Categories: Financial Services

Guest post by Kara Maciel

In a settlement that all financial service companies should be aware of, Century Heritage FCU, recently resolved a class action lawsuit concerning the accessibility features of its automatic teller machines (“ATMs”).  Under the Americans with Disabilities Act (“ADA”), banks, credit unions and financial service companies must make their ATMs accessible for individuals with disabilities.  In the settlement, Century Heritage agreed to update its ATMs within 90 days to offer accommodations for blind and visually impaired customers.  The credit union will also provide 12 monthly certificates certifying that it remains in compliance with the ADA and that the voice guidance functions at each of its ATMs are properly working.

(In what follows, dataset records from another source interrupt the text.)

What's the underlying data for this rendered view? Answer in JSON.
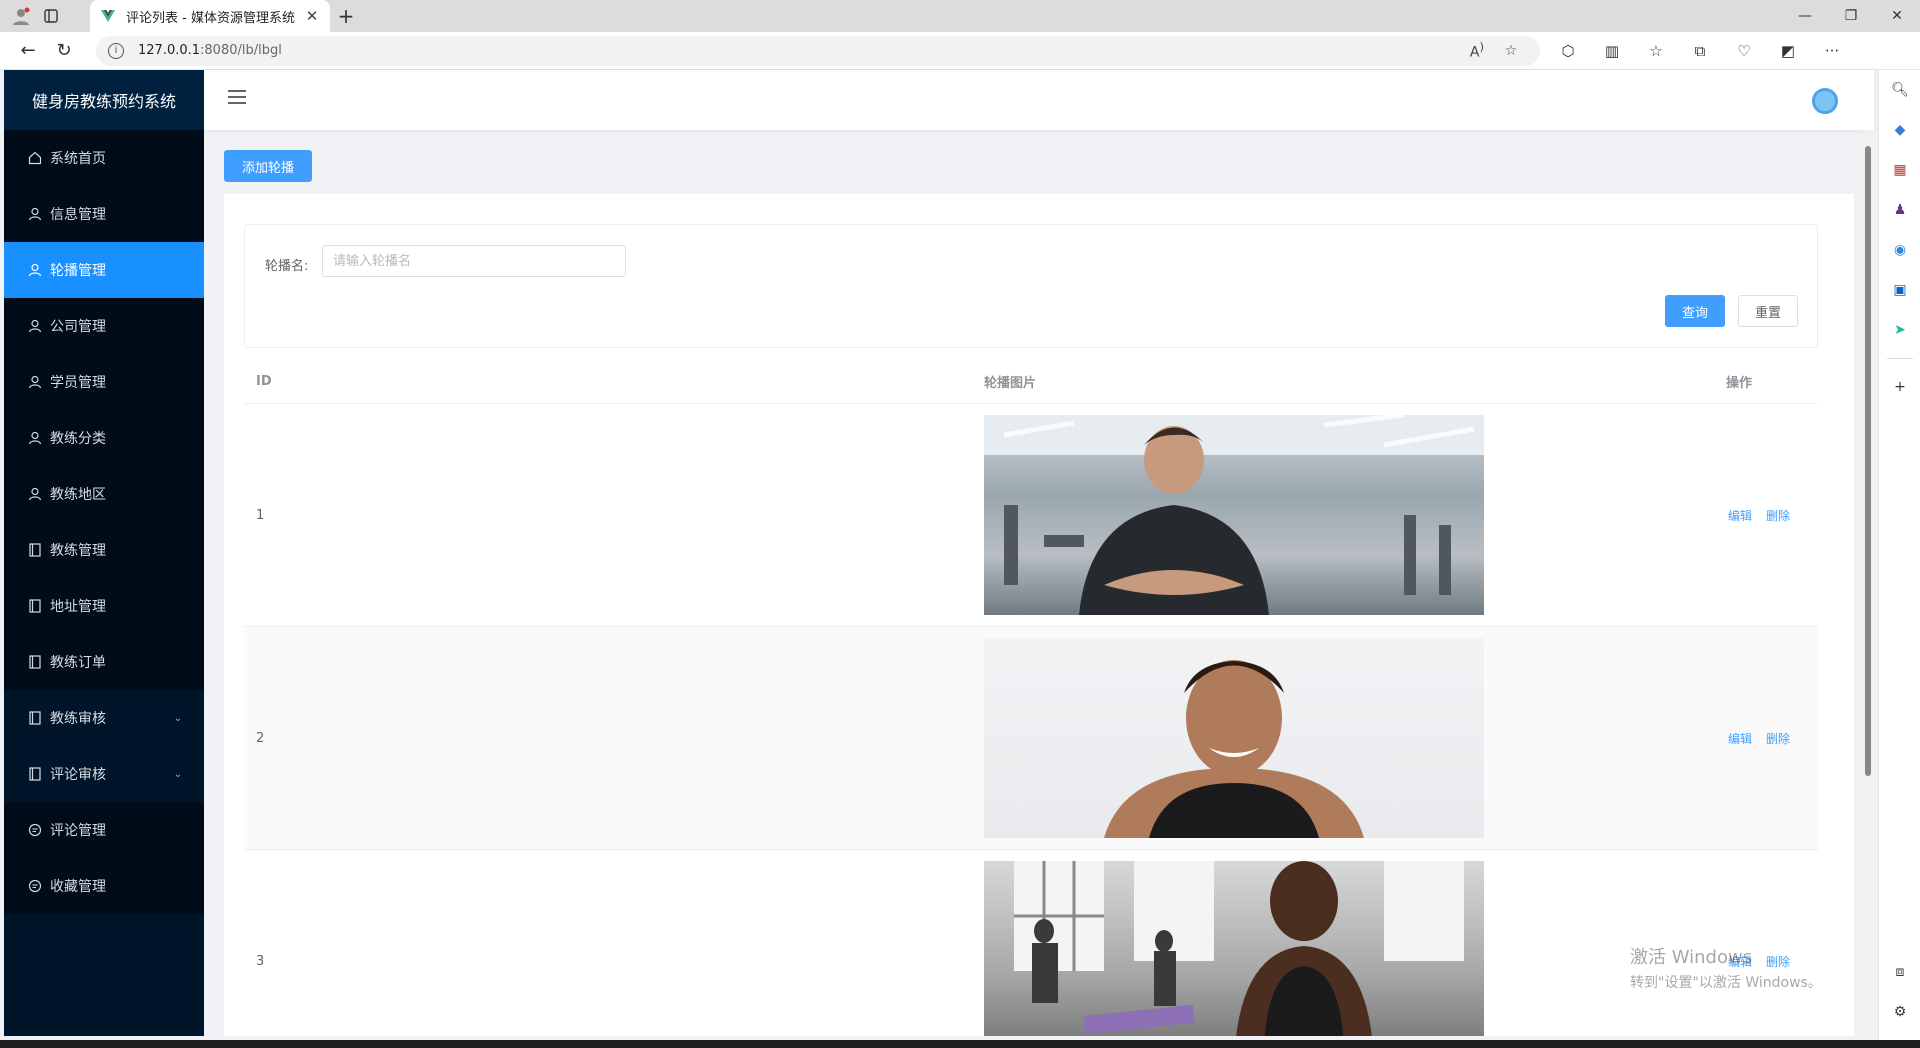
{
  "browser": {
    "tab_title": "评论列表 - 媒体资源管理系统",
    "url_host": "127.0.0.1",
    "url_rest": ":8080/lb/lbgl"
  },
  "app": {
    "brand": "健身房教练预约系统",
    "menu": [
      {
        "label": "系统首页",
        "icon": "home-icon"
      },
      {
        "label": "信息管理",
        "icon": "user-icon"
      },
      {
        "label": "轮播管理",
        "icon": "user-icon",
        "active": true
      },
      {
        "label": "公司管理",
        "icon": "user-icon"
      },
      {
        "label": "学员管理",
        "icon": "user-icon"
      },
      {
        "label": "教练分类",
        "icon": "user-icon"
      },
      {
        "label": "教练地区",
        "icon": "user-icon"
      },
      {
        "label": "教练管理",
        "icon": "document-icon"
      },
      {
        "label": "地址管理",
        "icon": "document-icon"
      },
      {
        "label": "教练订单",
        "icon": "document-icon"
      },
      {
        "label": "教练审核",
        "icon": "document-icon",
        "submenu": true
      },
      {
        "label": "评论审核",
        "icon": "document-icon",
        "submenu": true
      },
      {
        "label": "评论管理",
        "icon": "chat-icon"
      },
      {
        "label": "收藏管理",
        "icon": "chat-icon"
      }
    ]
  },
  "page": {
    "add_button": "添加轮播",
    "search": {
      "label": "轮播名:",
      "placeholder": "请输入轮播名",
      "query_button": "查询",
      "reset_button": "重置"
    },
    "table": {
      "headers": [
        "ID",
        "轮播图片",
        "操作"
      ],
      "rows": [
        {
          "id": "1",
          "edit": "编辑",
          "delete": "删除"
        },
        {
          "id": "2",
          "edit": "编辑",
          "delete": "删除"
        },
        {
          "id": "3",
          "edit": "编辑",
          "delete": "删除"
        }
      ]
    }
  },
  "os": {
    "watermark_line1": "激活 Windows",
    "watermark_line2": "转到\"设置\"以激活 Windows。"
  },
  "colors": {
    "sidebar_bg": "#001529",
    "active": "#1890ff",
    "primary": "#409eff"
  }
}
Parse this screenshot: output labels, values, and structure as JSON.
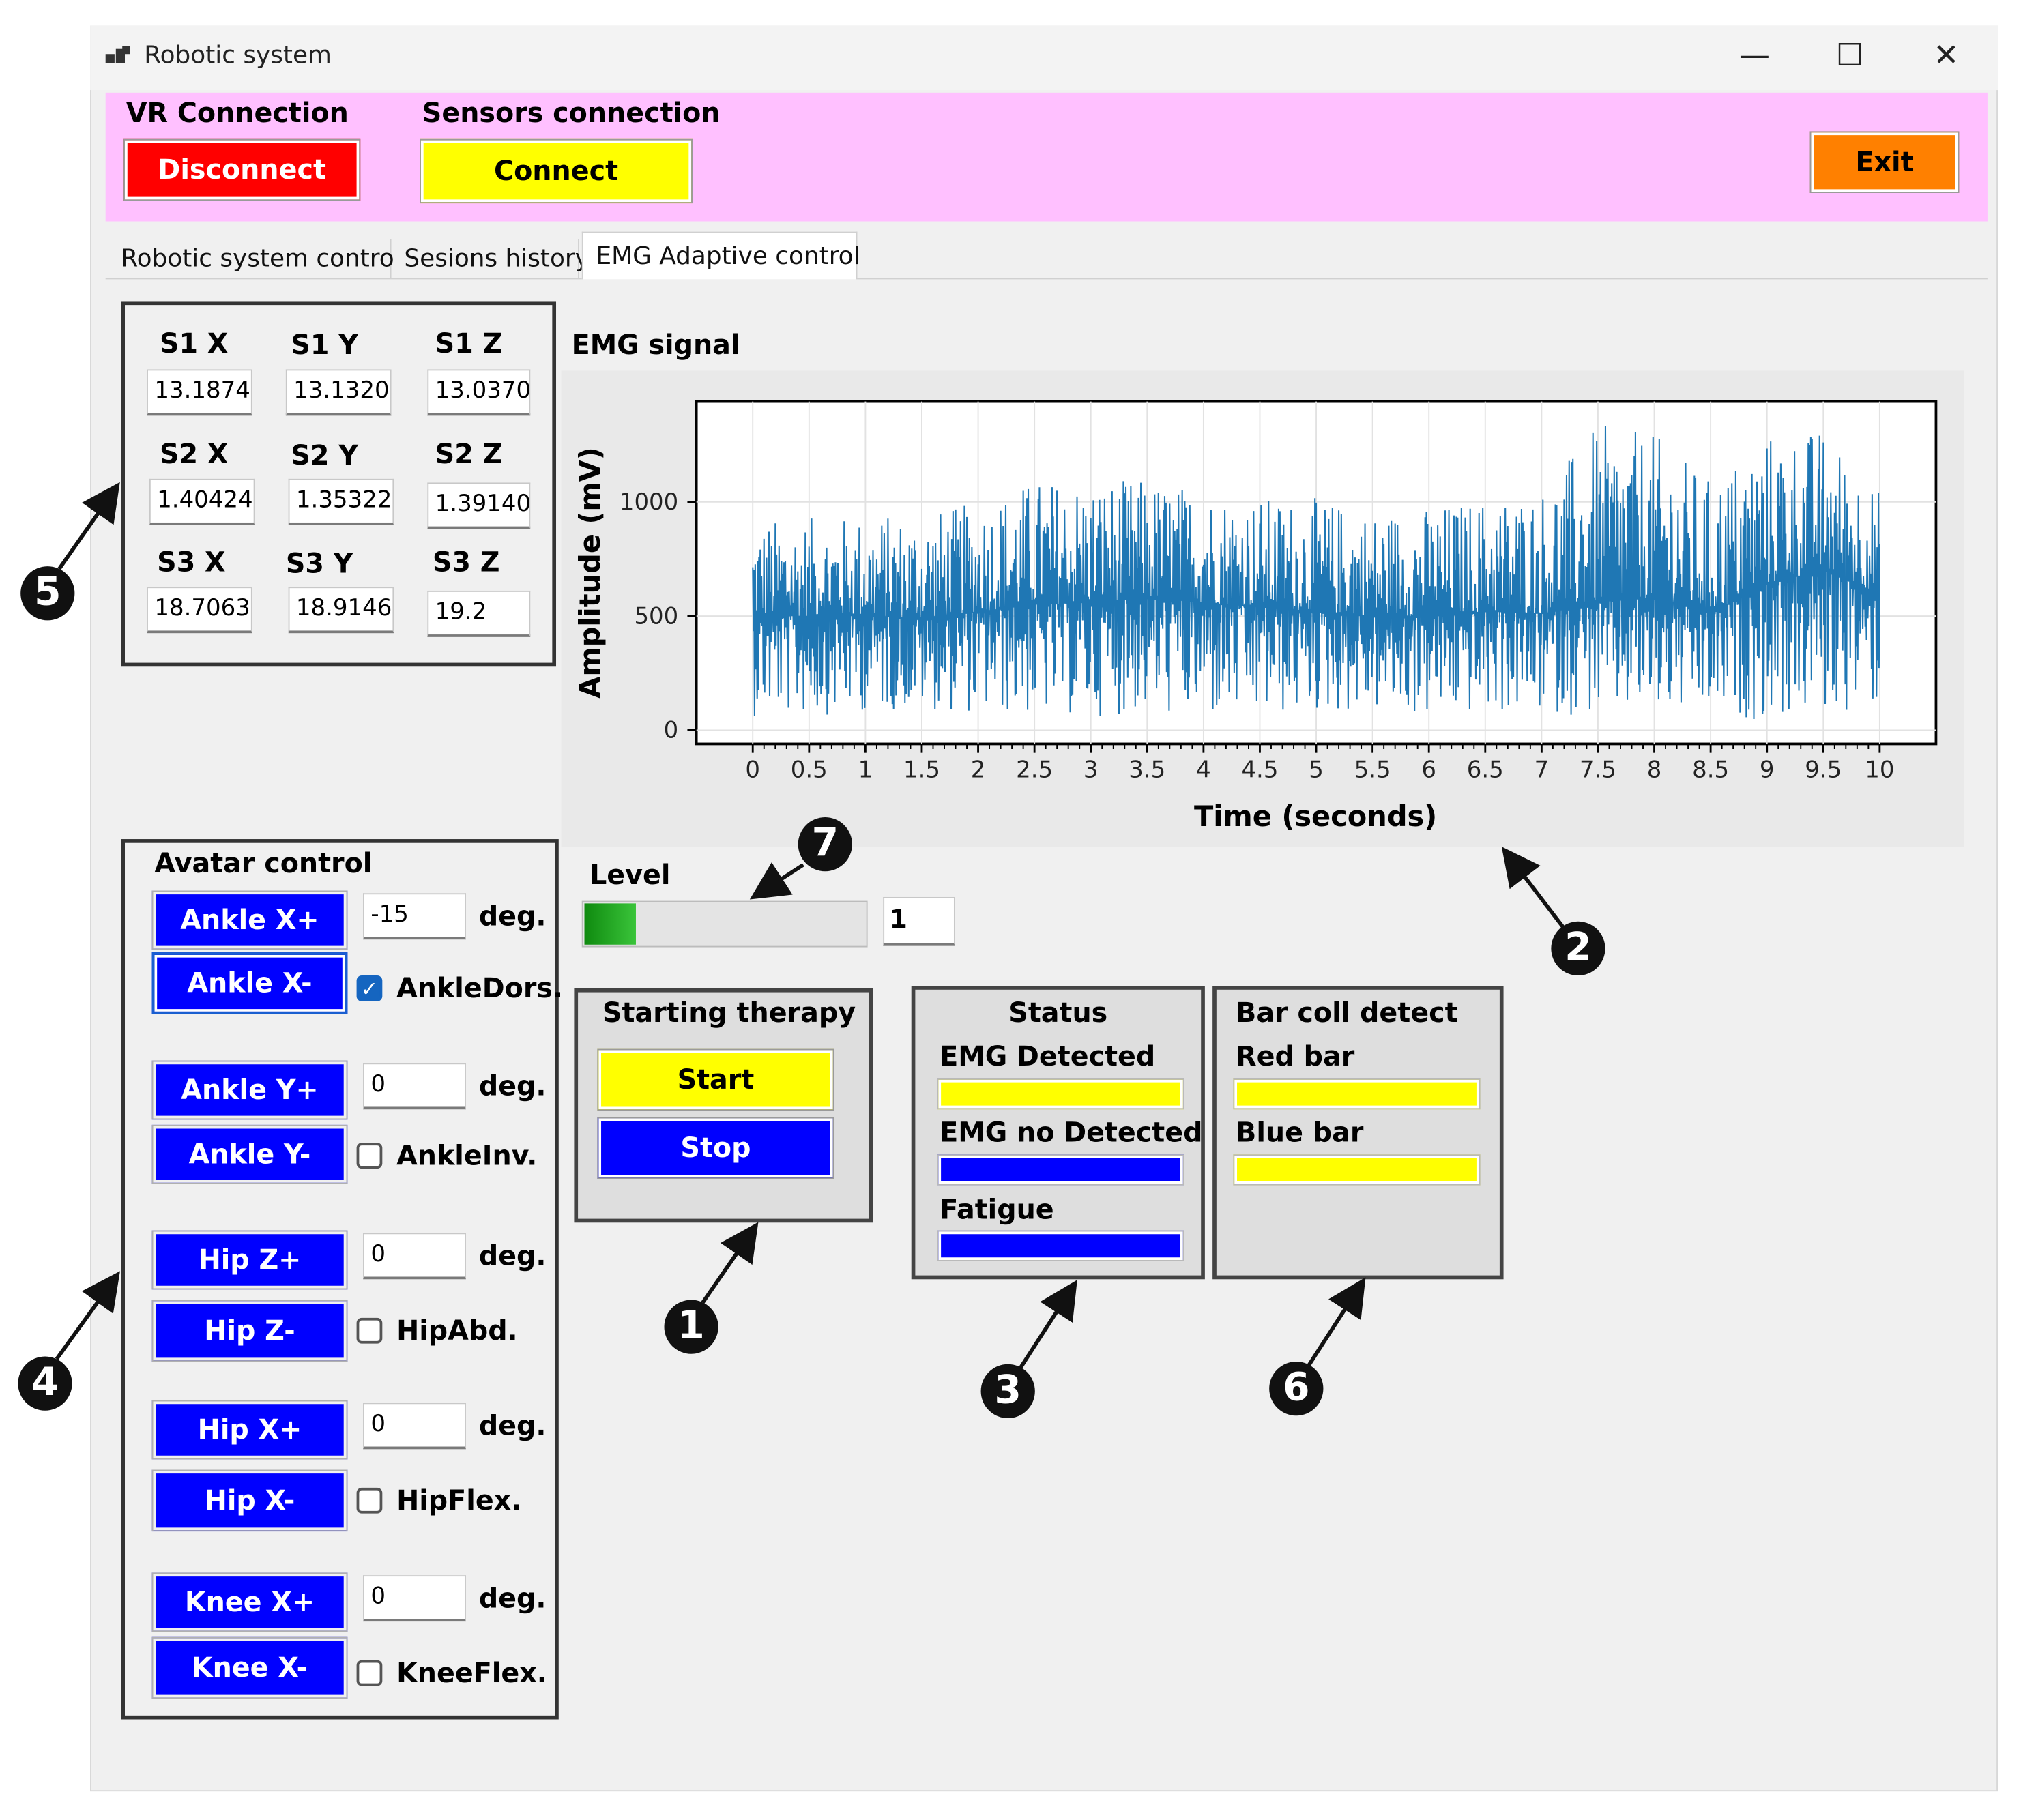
{
  "window": {
    "title": "Robotic system",
    "minimize": "—",
    "maximize": "☐",
    "close": "✕"
  },
  "connection": {
    "vr_label": "VR Connection",
    "vr_button": "Disconnect",
    "sensors_label": "Sensors connection",
    "sensors_button": "Connect",
    "exit_button": "Exit"
  },
  "tabs": [
    {
      "label": "Robotic system control"
    },
    {
      "label": "Sesions history"
    },
    {
      "label": "EMG Adaptive control"
    }
  ],
  "sensors": {
    "s1x_label": "S1 X",
    "s1x": "13.1874",
    "s1y_label": "S1 Y",
    "s1y": "13.13204",
    "s1z_label": "S1 Z",
    "s1z": "13.03709",
    "s2x_label": "S2 X",
    "s2x": "1.404242",
    "s2y_label": "S2 Y",
    "s2y": "1.353223",
    "s2z_label": "S2 Z",
    "s2z": "1.391402",
    "s3x_label": "S3 X",
    "s3x": "18.70631",
    "s3y_label": "S3 Y",
    "s3y": "18.91468",
    "s3z_label": "S3 Z",
    "s3z": "19.2"
  },
  "emg": {
    "label": "EMG signal"
  },
  "chart_data": {
    "type": "line",
    "title": "",
    "xlabel": "Time (seconds)",
    "ylabel": "Amplitude (mV)",
    "xlim": [
      -0.5,
      10.5
    ],
    "ylim": [
      -60,
      1440
    ],
    "xticks": [
      "0",
      "0.5",
      "1",
      "1.5",
      "2",
      "2.5",
      "3",
      "3.5",
      "4",
      "4.5",
      "5",
      "5.5",
      "6",
      "6.5",
      "7",
      "7.5",
      "8",
      "8.5",
      "9",
      "9.5",
      "10"
    ],
    "yticks": [
      "0",
      "500",
      "1000"
    ],
    "grid": true,
    "line_color": "#1f77b4",
    "series": [
      {
        "name": "",
        "x": [
          0,
          0.5,
          1,
          1.5,
          2,
          2.5,
          3,
          3.5,
          4,
          4.5,
          5,
          5.5,
          6,
          6.5,
          7,
          7.5,
          8,
          8.5,
          9,
          9.5,
          10
        ],
        "mean": [
          500,
          500,
          500,
          490,
          520,
          550,
          560,
          580,
          560,
          540,
          520,
          500,
          500,
          520,
          510,
          560,
          580,
          510,
          640,
          700,
          600
        ],
        "min": [
          60,
          60,
          80,
          90,
          70,
          60,
          60,
          70,
          40,
          50,
          70,
          80,
          50,
          70,
          70,
          60,
          60,
          60,
          40,
          60,
          100
        ],
        "max": [
          920,
          930,
          940,
          950,
          1000,
          1100,
          1100,
          1100,
          1060,
          1020,
          1020,
          960,
          980,
          1020,
          1060,
          1340,
          1300,
          1100,
          1300,
          1320,
          1050
        ]
      }
    ]
  },
  "level": {
    "label": "Level",
    "value": "1",
    "fill_fraction": 0.18
  },
  "therapy": {
    "title": "Starting therapy",
    "start": "Start",
    "stop": "Stop"
  },
  "status": {
    "title": "Status",
    "emg_detected": "EMG Detected",
    "emg_detected_color": "#ffff00",
    "emg_no_detected": "EMG no Detected",
    "emg_no_detected_color": "#0000ff",
    "fatigue": "Fatigue",
    "fatigue_color": "#0000ff"
  },
  "barcoll": {
    "title": "Bar coll detect",
    "red_bar": "Red bar",
    "red_bar_color": "#ffff00",
    "blue_bar": "Blue bar",
    "blue_bar_color": "#ffff00"
  },
  "avatar": {
    "title": "Avatar control",
    "deg": "deg.",
    "ankle_x_plus": "Ankle X+",
    "ankle_x_minus": "Ankle X-",
    "ankle_x_value": "-15",
    "ankle_dors": "AnkleDors.",
    "ankle_dors_checked": true,
    "ankle_y_plus": "Ankle Y+",
    "ankle_y_minus": "Ankle Y-",
    "ankle_y_value": "0",
    "ankle_inv": "AnkleInv.",
    "ankle_inv_checked": false,
    "hip_z_plus": "Hip Z+",
    "hip_z_minus": "Hip Z-",
    "hip_z_value": "0",
    "hip_abd": "HipAbd.",
    "hip_abd_checked": false,
    "hip_x_plus": "Hip X+",
    "hip_x_minus": "Hip X-",
    "hip_x_value": "0",
    "hip_flex": "HipFlex.",
    "hip_flex_checked": false,
    "knee_x_plus": "Knee X+",
    "knee_x_minus": "Knee X-",
    "knee_x_value": "0",
    "knee_flex": "KneeFlex.",
    "knee_flex_checked": false
  },
  "callouts": [
    "1",
    "2",
    "3",
    "4",
    "5",
    "6",
    "7"
  ]
}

Compliance with the ADA and the accessibility features of ATMs became a hot issue for the financial services industry when the 2010 ADA Standards became effective on March 15, 2012. Contained within the 2010 ADA Standards is a “safe harbor” protection for existing ATMs that were already in compliance with the ADA.  Compliance obligations concern both the structural elements that impact the physical accessibility of ATMs and the communication-related elements that relate to the customer’s interactive or communicative experience at ATMs. The Department of Justice (“DOJ”) has taken the position that structural elements are distinct from communication-related elements, and thus the 2010 ADA Standard’s safe harbor protection would likely apply only to those structural elements in existing ATMs.  This means that new requirements addressing height and reach, or accessible path and floor space, would be entitled to the safe harbor protection, and compliance with the former 1991 ADA Standards (the “1991 Standards”) is sufficient.  However, if any alterations are made to existing ATMs after March 15, 2012, they would lose the safe harbor protection with respect to structural elements.

However, the DOJ takes a different approach with respect to communication-related elements of ATMs, which it defines as “auxiliary aids and services.” While the DOJ has not provided a specific list of which new requirements would be considered “communication-related,” requirements regarding voice guidance, speech output (including audible tones for security purposes and devices capable of providing audible balance inquiry information), and Braille instructions for initiating speech mode and features likely would be covered.  Thus, the safe harbor would not apply to these communication-related elements, and only if companies can meet the demanding threshold of showing that compliance with the new communication-related elements would impose an undue burden on them can they avoid making modifications.  Accordingly, existing ATMs that comport only with the 1991 Standards must be modified or retrofitted to comply with the communication-related requirements contained in 2010 Standards.

For Century Heritage, it appears that it was the communication-related elements that lead to the lawsuit and subsequent settlement and consent decree.  Notably, the plaintiff, Robert Jahoda, filed similar suits against at least seven other banks alleging their ATMs were not compliant with the ADA.  In light of these class action suits, and the DOJ’s interpretations as to what elements must be updated with the 2010 ADA Standards, all banks, credit unions and financial service companies should assess their existing ATMs and take steps to comply to avoid costly litigation.